Sage noch jemand, Dokumentarfilme seien nicht sexy. Die glitzernde Blondine, die den Kopf zum zärtlichen Kuss nach hinten beugt, bis die Schnauzhaare eines Tigers ihre geschürzten Lippen berühren, erzeugt von der Kinoleinwand her ein Kribbeln.«Wild Women – Gentle Beasts» heisst Anka Schmids Porträt einer Handvoll Tierdompteurinnen.
Am Festival in Nyon wurde es uraufgeführt und hielt einen prächtig bei Laune. Es ist Fenster in eine von Träumen und Sehnsüchten und leisen Schauern besetzte Welt, die den meisten von uns fern ist. Diese Welt von nahe beobachten, subjektiv zu erleben: Film kann so viel! Dokumentarfilm nicht weniger als Fiktion, das will das Label Visions du Réel auch bekräftigen.
Mitten in die Welt und bis an die Ränder
Mit wachsendem Publikumszuspruch stand Nyon mit seinen Wettbewerben und der Branchenplattform Doc Outlook Market im Zeichen des internationalen Dokumentarfilms. Am 23. April wurden die Gewinnerinnen und Gewinner der 117 Filme in diversen Wettbewerben bekanntgegeben. 3700 Filme aus aller Welt seien visioniert worden, meldet die Direktion unter der Leitung von Luciano Barisone nicht ohne Stolz.
Der 66-jährige Genuese ist nach wie vor nicht der joviale Wirt, der sein Publikum bei Laune hält. In seinem fünften Festivaljahr führte er uns mitten in die Welt und bis an die Ränder der Erdplatte. Dieses Jahr erfolgreicher als auch schon – mit Mut, Konsequenz und poetischem Gespür, sich platten Bildern zu verweigern. Allein in der Wettbewerbskategorie der langen Filme bleiben starke Eindrücke.
Besuch von Ausserirdischen
Fast paradigmatisch für diese Art von Forschungsreisen zur menschlichen Existenz steht die europäische Koproduktion «The Visit», in der als visuell spielerische Inszenierung dokumentiert wird, was (noch) gar nicht stattgefunden hat: ausserirdischer Besuch auf unserem Planeten.
Tausend Fragen stellen sich: Wer sind wir denn eigentlich? Wie stellen wir uns dar? Womit und womit lieber nicht? Wie erklären wir uns? Dem Film von Michael Madsen gelingt es in einem eigenwilligen visuellen Setting, uns den Boden von den Füssen zu ziehen, auf dem wir uns so unbekümmert ein Menschenleben lang tummeln. Sehr animiert und nachdenklich verlässt man das Kino.

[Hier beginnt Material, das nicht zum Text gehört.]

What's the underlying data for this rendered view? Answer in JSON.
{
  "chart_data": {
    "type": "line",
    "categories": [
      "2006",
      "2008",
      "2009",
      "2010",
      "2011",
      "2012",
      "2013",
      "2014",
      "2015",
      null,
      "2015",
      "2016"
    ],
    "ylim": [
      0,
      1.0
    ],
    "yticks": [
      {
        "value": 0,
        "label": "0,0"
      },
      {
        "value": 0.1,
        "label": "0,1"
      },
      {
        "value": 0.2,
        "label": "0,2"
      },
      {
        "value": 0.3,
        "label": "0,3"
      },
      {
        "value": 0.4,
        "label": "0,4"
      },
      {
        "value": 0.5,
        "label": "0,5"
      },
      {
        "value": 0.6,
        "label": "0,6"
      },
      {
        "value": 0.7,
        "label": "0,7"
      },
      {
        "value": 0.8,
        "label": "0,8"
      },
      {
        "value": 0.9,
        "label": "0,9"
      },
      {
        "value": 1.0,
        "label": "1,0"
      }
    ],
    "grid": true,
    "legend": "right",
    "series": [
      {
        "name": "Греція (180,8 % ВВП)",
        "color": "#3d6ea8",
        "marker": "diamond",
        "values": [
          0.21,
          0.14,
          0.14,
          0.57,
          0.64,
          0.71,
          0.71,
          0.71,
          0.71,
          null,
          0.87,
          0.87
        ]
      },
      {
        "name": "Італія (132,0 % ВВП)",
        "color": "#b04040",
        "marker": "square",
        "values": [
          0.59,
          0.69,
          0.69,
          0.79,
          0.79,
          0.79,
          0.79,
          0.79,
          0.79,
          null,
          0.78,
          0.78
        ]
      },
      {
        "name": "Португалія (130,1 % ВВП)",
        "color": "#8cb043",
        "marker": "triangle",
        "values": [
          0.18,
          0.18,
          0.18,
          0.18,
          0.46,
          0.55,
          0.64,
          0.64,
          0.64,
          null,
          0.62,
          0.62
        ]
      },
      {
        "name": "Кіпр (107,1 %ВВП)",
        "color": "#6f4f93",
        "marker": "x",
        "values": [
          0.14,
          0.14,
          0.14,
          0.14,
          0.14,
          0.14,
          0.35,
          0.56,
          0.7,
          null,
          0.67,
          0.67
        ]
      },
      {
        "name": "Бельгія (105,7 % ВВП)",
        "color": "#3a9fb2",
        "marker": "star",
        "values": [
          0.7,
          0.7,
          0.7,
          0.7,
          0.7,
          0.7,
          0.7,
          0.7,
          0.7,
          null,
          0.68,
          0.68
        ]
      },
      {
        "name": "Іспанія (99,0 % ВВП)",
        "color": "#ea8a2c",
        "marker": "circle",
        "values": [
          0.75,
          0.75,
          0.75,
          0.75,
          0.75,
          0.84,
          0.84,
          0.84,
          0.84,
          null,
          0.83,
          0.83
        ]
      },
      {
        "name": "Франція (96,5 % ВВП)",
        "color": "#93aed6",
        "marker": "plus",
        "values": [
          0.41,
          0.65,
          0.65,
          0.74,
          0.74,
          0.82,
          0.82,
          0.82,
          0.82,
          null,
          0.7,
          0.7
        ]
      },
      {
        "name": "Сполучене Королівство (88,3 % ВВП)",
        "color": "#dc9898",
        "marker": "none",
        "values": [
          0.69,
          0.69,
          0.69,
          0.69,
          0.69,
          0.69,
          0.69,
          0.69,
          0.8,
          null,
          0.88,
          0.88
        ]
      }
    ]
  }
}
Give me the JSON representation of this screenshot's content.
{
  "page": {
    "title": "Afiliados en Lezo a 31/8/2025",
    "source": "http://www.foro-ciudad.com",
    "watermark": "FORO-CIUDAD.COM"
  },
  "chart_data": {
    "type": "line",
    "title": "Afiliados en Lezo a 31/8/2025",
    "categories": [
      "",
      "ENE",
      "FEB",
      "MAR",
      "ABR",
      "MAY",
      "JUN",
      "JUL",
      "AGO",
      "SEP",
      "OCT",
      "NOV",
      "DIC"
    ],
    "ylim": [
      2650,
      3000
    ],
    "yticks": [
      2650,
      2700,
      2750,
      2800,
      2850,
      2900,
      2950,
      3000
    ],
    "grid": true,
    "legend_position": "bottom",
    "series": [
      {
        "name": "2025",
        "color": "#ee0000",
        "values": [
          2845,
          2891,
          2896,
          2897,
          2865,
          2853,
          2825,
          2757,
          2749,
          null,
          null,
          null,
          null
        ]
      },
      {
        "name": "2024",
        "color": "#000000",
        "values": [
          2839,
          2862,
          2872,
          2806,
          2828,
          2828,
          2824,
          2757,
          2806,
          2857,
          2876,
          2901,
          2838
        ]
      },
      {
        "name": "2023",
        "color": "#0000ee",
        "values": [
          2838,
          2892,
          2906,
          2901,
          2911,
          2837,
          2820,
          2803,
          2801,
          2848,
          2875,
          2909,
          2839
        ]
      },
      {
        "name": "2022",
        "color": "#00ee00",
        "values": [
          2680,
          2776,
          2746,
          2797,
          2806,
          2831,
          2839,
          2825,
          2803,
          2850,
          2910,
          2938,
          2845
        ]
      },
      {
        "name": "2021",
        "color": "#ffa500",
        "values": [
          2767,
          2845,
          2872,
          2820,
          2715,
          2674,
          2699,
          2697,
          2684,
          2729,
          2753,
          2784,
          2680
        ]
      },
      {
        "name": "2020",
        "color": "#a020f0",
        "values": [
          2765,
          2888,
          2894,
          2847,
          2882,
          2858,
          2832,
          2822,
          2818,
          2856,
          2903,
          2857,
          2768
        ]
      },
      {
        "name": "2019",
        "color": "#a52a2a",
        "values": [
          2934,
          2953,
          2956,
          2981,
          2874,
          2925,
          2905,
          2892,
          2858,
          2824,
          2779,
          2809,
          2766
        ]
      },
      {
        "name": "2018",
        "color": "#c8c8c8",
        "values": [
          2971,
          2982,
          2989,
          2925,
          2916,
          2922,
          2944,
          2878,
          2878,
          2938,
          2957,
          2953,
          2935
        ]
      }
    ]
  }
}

Ein Chor mit Menschen aus aller Welt
Die Sinne schärfen, Auge und Ohr nach innen richten, um sich so der eigenen Wahrnehmung selber bewusst zu werden: Das ist Stefan Schwietert wieder besonders schön gelungen. Der Schweizer Wettbewerbsbeitrag «Imagine Waking Up Tomorrow and All Music Has Disappeared» verfolgt das Projekt der charismatischen schottischen Pop-Legende Bill Drummond, der Menschen von der Strasse und Menschen, die am Computer in Fabrikhallen arbeiten, zu einem weltweiten Chor vereinen will.
Was als spleeniger Gag beginnt, vertieft sich zu einer wundersamen Odyssee hin zur Kraft der Musik. Wie der Film auf eine kreative Frustration des Publikums mit anschliessender Befreiung interaktiv hinsteuert, ist ein Clou – eine «vision du réel» vom Feinsten.
Auseinandersetzung mit dem Krieg
Beiträge zum Thema
Dieses Jahr in Nyon aufgefallen ist erneut das Bemühen junger Filmemacher, sich der kriegerischen Gegenwart und namentlich auch der Geschichte zu stellen, diese sich neu anzueignen: filmisch etwas unbedarft im Kambodscha der Roten Khmer («Retour sur une illusion» von Elena Hazanov und Claudio Recupero), akribisch allein mit existierendem Filmmaterial im Deutschland des sich radikalisierenden RAF-Terrors («Une jeunesse allemande» von Jean-Gabriel Périot), gruselig im nationalistischen Sumpf des Ungarn Viktor Orbán («The Érpatak Model» von Benny Brunner) oder in einem gespenstischen Tschetschenien, wo Putins Statthalter Ramsan Kadyrow das Szepter führt («Grozny Blues» von Nicola Bellucci).